This blog is going to serve as a progress report
of my understandings related to the C++ programming language
.
What should one expect?
- A beginners daily(~ almost) report on C++
- A lot of mistakes
- Some insights which will surely be redundant to a professional C++ programmer.
I am following this playlist on C++ and also would try to link various blog posts as I go along.
C++ compilation and linking
Once you have your environment setup, fire up your favourite IDE
and then write the hello world
program(follow the culture).
#include <iostream>
int main(){
std::cout << "Hello World" << std::endl;
std::cin.get();
}
Name this file whatever you want, I will keep it simple and name it hello.cpp
. Once we have our source code
we need to compile this. Compilation
is a process to transform a high level language into machine level language (the 1s and 0s). The compilation process in C++ is rather well structured and logical. Let’s go through this one step after the other.
Pre-processing
In a C++ file we have a lot of pre-processor
statements. These statements have a #
prefixed to them. In the first stage of compilation the cpp(C pre processor)
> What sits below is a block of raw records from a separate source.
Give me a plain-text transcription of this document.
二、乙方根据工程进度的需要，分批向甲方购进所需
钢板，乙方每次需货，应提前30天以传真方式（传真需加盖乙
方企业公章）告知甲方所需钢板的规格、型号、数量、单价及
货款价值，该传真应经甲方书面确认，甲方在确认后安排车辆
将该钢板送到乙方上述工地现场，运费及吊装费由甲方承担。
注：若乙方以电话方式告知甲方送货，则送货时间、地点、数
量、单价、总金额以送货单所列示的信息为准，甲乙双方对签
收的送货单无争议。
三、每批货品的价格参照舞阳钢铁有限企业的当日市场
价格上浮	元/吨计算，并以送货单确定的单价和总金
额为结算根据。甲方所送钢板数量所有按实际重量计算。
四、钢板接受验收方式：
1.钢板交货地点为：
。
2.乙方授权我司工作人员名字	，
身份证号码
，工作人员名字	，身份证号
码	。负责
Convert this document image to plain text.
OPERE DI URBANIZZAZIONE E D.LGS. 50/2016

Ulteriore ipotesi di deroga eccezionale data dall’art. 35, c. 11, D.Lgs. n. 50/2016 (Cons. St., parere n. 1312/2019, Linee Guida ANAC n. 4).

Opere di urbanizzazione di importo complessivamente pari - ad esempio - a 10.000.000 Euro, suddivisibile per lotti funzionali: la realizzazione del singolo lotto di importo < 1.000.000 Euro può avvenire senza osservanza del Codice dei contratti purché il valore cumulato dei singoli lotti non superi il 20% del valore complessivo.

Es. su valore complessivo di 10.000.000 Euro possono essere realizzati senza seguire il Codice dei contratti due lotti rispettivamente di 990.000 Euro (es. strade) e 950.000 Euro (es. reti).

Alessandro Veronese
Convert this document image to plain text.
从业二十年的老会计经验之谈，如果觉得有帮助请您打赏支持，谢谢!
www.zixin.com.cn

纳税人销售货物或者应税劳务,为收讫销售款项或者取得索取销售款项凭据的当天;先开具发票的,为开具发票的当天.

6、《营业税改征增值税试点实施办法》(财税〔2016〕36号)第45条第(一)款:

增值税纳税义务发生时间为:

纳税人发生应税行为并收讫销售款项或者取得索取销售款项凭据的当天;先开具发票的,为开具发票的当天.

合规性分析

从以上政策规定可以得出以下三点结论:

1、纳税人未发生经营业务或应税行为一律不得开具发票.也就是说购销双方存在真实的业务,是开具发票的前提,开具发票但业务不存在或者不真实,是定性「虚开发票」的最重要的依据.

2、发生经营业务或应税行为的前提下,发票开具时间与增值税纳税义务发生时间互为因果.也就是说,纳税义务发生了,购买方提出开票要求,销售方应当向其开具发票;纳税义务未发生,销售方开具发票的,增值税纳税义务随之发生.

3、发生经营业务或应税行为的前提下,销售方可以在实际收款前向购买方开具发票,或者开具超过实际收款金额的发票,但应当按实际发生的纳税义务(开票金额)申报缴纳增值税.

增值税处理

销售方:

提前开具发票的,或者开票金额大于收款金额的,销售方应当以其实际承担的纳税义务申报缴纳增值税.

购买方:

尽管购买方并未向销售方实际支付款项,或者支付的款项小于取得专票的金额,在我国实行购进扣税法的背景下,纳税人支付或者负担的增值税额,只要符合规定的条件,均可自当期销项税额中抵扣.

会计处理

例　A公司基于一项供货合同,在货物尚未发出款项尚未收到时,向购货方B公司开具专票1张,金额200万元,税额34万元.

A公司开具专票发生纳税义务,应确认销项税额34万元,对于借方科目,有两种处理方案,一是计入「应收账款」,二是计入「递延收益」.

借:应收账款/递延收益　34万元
expands the pre-processor statements, deals with the macros and converts the small code file(source code) into a valid code file that the g++(GNU compiler)
can compile.
$ cpp hello.cpp > hello.i
The file hello.i
has ~28k code lines. The iostream
library is copied and pasted where the #include
statement resides.
Compiling to assembly language
Once the pre-processing is done, the code needs to be compile to assembly language
. Assembly language (or assembler language), often abbreviated asm
, is any low-level programming language in which there is a very strong correspondence between the instructions in the language and the architecture’s machine code instructions. The asm
is dependant on the architecture of the processor.
$ g++ -S hello.i
This command creates a hello.s
file. If you are curious, about how the code looks like, here it is.
.file "demo.cpp"
.text
.section .rodata
.type _ZStL19piecewise_construct, @object
.size _ZStL19piecewise_construct, 1
_ZStL19piecewise_construct:
.zero 1
.local _ZStL8__ioinit
.comm _ZStL8__ioinit,1,1
.LC0:
.string "Hello World"
.text
.globl main
.type main, @function
#truncated...
One step of compilation is done. We have successfully compiled our hello.cpp
to hello.s
.
Assembling to object code
With our assembly level code at hand, we can compile this into object code. This is where the assembler comes into play. The assembler takes in the assembly level language and assembles(read compiles) into the object code
. The object code is the machine level code that the machine understands.
$ as -o hello.o hello.s
The object code is the final compiled machine level code that we want from the source hello.cpp
file written.
Linking
After the code is compiled, the object files are given to the linker
. The linker takes in different object files and links them together. Linking is necessary as different symbols are linked and each modules is compiled into one application.
$ ld -o hello hello.o
The linker after linking the different object files, outputs an executable. ./hello
is the trigger that can be used to run the hello
executable.
This blog is a comprehensive guide into the compilation and linking.
Variables
The basics that is there to variables
is that they are data storage spaces. They memory location that data can be stored in are categorised by the virtue of their size
. To designate the type of memory used we assign datatypes
to each and every variable.
Some primitive type variables are:
- char, short, int, long, long long
- float, double
- bool
The size assigned by different data types depend on the compiler that you use. The following code snippet when run, would provide you with the size provided by your specific compiler.
#include <iostream>
int main(){
bool bool_variable = 0;
std::cout << "[INFO] Size of char: " << sizeof(char) << std::endl;
std::cout << "[INFO] Size of short: " << sizeof(short) << std::endl;
std::cout << "[INFO] Size of int: " << sizeof(int) << std::endl;
std::cout << "[INFO] Size of long: " << sizeof(long) << std::endl;
std::cout << "[INFO] Size of long long: " << sizeof(long long) << std::endl;
std::cout << "[INFO] Size of float: " << sizeof(float) << std::endl;
std::cout << "[INFO] Size of double: " << sizeof(double) << std::endl;
std::cout << "[INFO] Size of bool: " << sizeof(bool) << std::endl;
std::cin.get();
}
The most intriguing discussion in terms of datatypes is that there are something called unsigned
datatypes in C++. Let us suppose that with the int
datatype, the compiler specifies a memory space of 4 bytes. One byte consists of 8 bits. Each bit can hold either 0 or 1. Now, with signed int 4x8 - 1
number of bits are used as storage. The one bit is kept to determine the sign of the number, that is whether the number is negative or positive. Hence the range of numbers we can store with an unsigned int is \(-31^2 <-> 31^2\). When we are certain that we would not like to store negative numbers, we can use the unsigned int
which stores numbers between \(0 <-> 32^2\).